Even if you’re enjoying gloriously fast broadband at home wherever you live in the world, you’re still going to be a long, long way behind the new record for data transmission: an incredible 1.02 petabits per second. That’s a million gigabits shifted down a line every single second.

To put it another way, there’s enough bandwidth here to transmit not just one 8K video feed, or a hundred or a thousand 8K video feeds, but 10 million 8K video feeds simultaneously.

One of the exciting aspects of the new data transmission speed record is that researchers achieved it using an optical fiber network not dissimilar to those currently used for internet infrastructure. This, the researchers say, should make future upgrades towards this sort of speed easier.

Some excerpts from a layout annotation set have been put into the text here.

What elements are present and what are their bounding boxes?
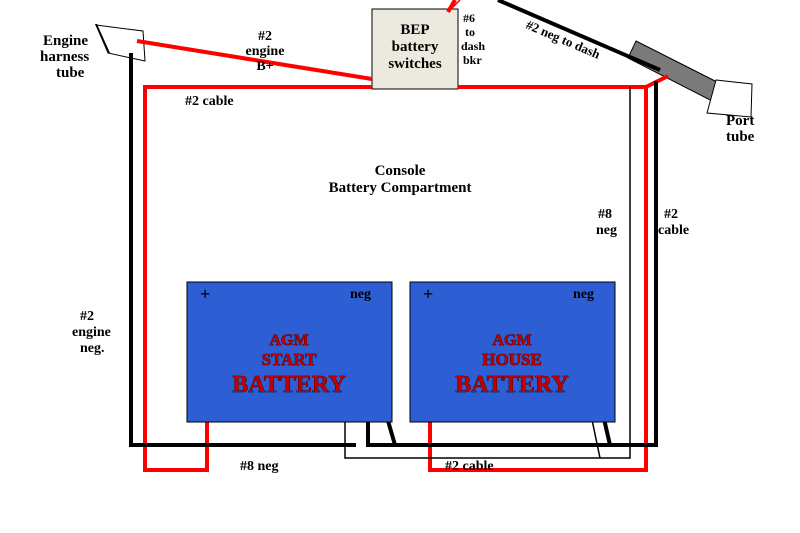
- start-line2: START: [262, 350, 317, 369]
- house-line1: AGM: [492, 332, 531, 349]
- house-neg-label: neg: [573, 287, 594, 302]
- bep-label-3: switches: [388, 56, 441, 72]
- port-tube-label-2: tube: [726, 129, 755, 145]
- compartment-label-2: Battery Compartment: [329, 180, 472, 196]
- start-pos-label: +: [200, 284, 210, 304]
- house-pos-label: +: [423, 284, 433, 304]
- lbl-2engneg-3: neg.: [80, 341, 105, 356]
- lbl-2engneg-1: #2: [80, 309, 94, 324]
- start-neg-label: neg: [350, 287, 371, 302]
- lbl-2engB-2: engine: [246, 44, 285, 59]
- lbl-2engneg-2: engine: [72, 325, 111, 340]
- lbl-6dash-4: bkr: [463, 53, 482, 67]
- bep-label-2: battery: [392, 39, 439, 55]
- lbl-2cable-r-1: #2: [664, 207, 678, 222]
- engine-tube-label-1: Engine: [43, 33, 88, 49]
- compartment-label-1: Console: [375, 163, 426, 179]
- lbl-6dash-2: to: [465, 25, 475, 39]
- lbl-2engB-1: #2: [258, 29, 272, 44]
- lbl-2cable-r-2: cable: [658, 223, 689, 238]
- lbl-2cable-top: #2 cable: [185, 94, 234, 109]
- wire-blk-neg-to-dash: [498, 0, 660, 70]
- house-line2: HOUSE: [482, 350, 542, 369]
- lbl-6dash-3: dash: [461, 39, 485, 53]
- port-tube-label-1: Port: [726, 113, 754, 129]
- wiring-diagram: BEP battery switches Engine harness tube…: [0, 0, 800, 533]
- house-line3: BATTERY: [455, 372, 568, 398]
- start-line1: AGM: [269, 332, 308, 349]
- lbl-8neg-r-1: #8: [598, 207, 612, 222]
- start-line3: BATTERY: [232, 372, 345, 398]
- lbl-2cable-bottom: #2 cable: [445, 459, 494, 474]
- lbl-6dash-1: #6: [463, 11, 475, 25]
- lbl-2engB-3: B+: [256, 59, 273, 74]
- engine-tube-label-3: tube: [56, 65, 85, 81]
- lbl-8neg-r-2: neg: [596, 223, 617, 238]
- lbl-8neg-bottom: #8 neg: [240, 459, 279, 474]
- engine-tube-label-2: harness: [40, 49, 89, 65]
- bep-label-1: BEP: [400, 22, 429, 38]
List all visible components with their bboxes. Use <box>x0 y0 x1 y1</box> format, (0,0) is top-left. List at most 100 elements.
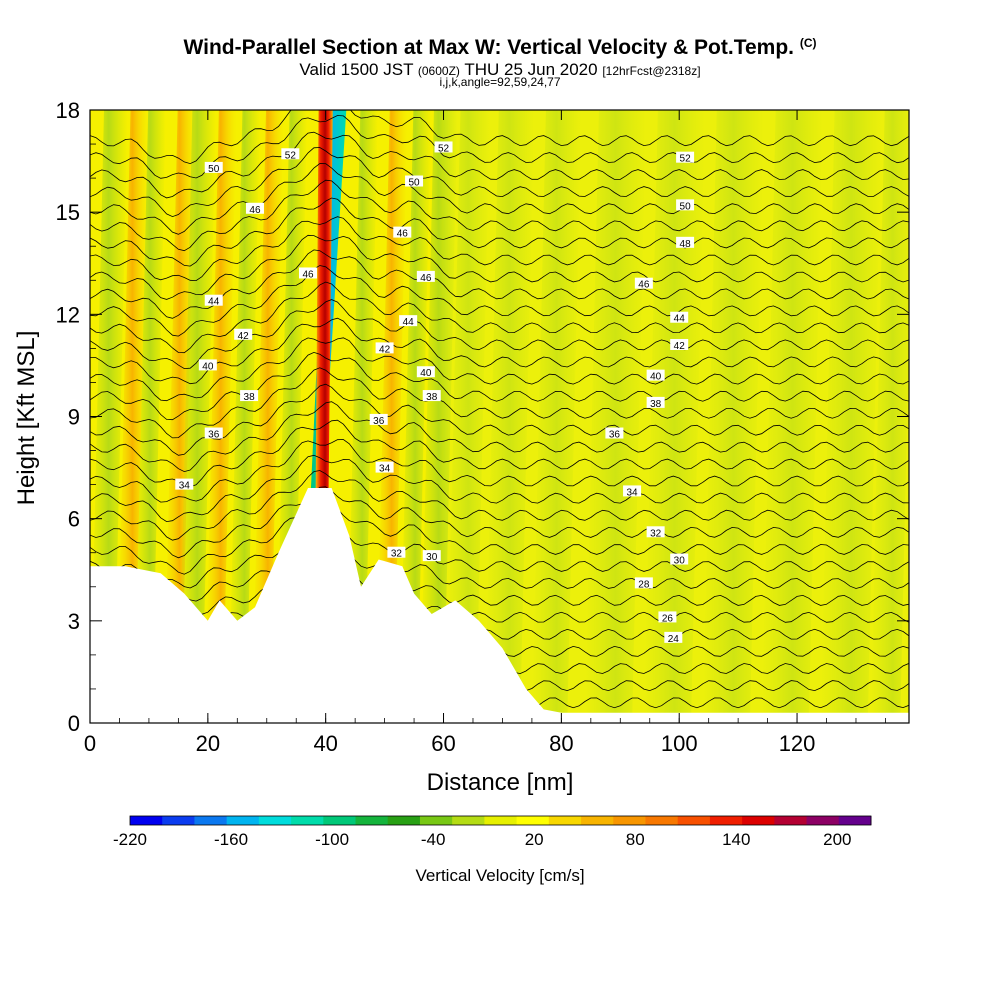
contour-label: 26 <box>658 611 677 624</box>
contour-label-bg <box>399 315 418 327</box>
x-tick-label: 40 <box>313 731 337 756</box>
contour-label-bg <box>646 369 665 381</box>
contour-label: 42 <box>375 342 394 355</box>
contour-label-text: 40 <box>650 372 662 383</box>
colorbar-label: Vertical Velocity [cm/s] <box>415 866 584 885</box>
contour-label: 36 <box>204 427 223 441</box>
colorbar-swatch <box>226 816 260 825</box>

The experiment used 0.125 mm diameter multi-core fiber (MCF), with wavelength division multiplexing (WDM) acting as the magic ingredient: This technology means signals of different wavelengths are sent simultaneously through the line. A total of 801 parallel wavelength channels were packed into the same line.

Another innovation was to use four cores instead of the standard one, essentially quadrupling the routes for data to take, all while keeping the cable the same size as a standard optical fiber line. Researchers also applied various other optimization, signal boosting, and decoding technologies.

With 5G also continuing to roll out across the world, the signs are good for a future of gadgets hooked up to an always-on, high-speed internet connection – although the number of devices that need to get online continues to rise rapidly.

The research was presented in May at the International Conference on Laser and Electro-Optics (CLEO) 2022.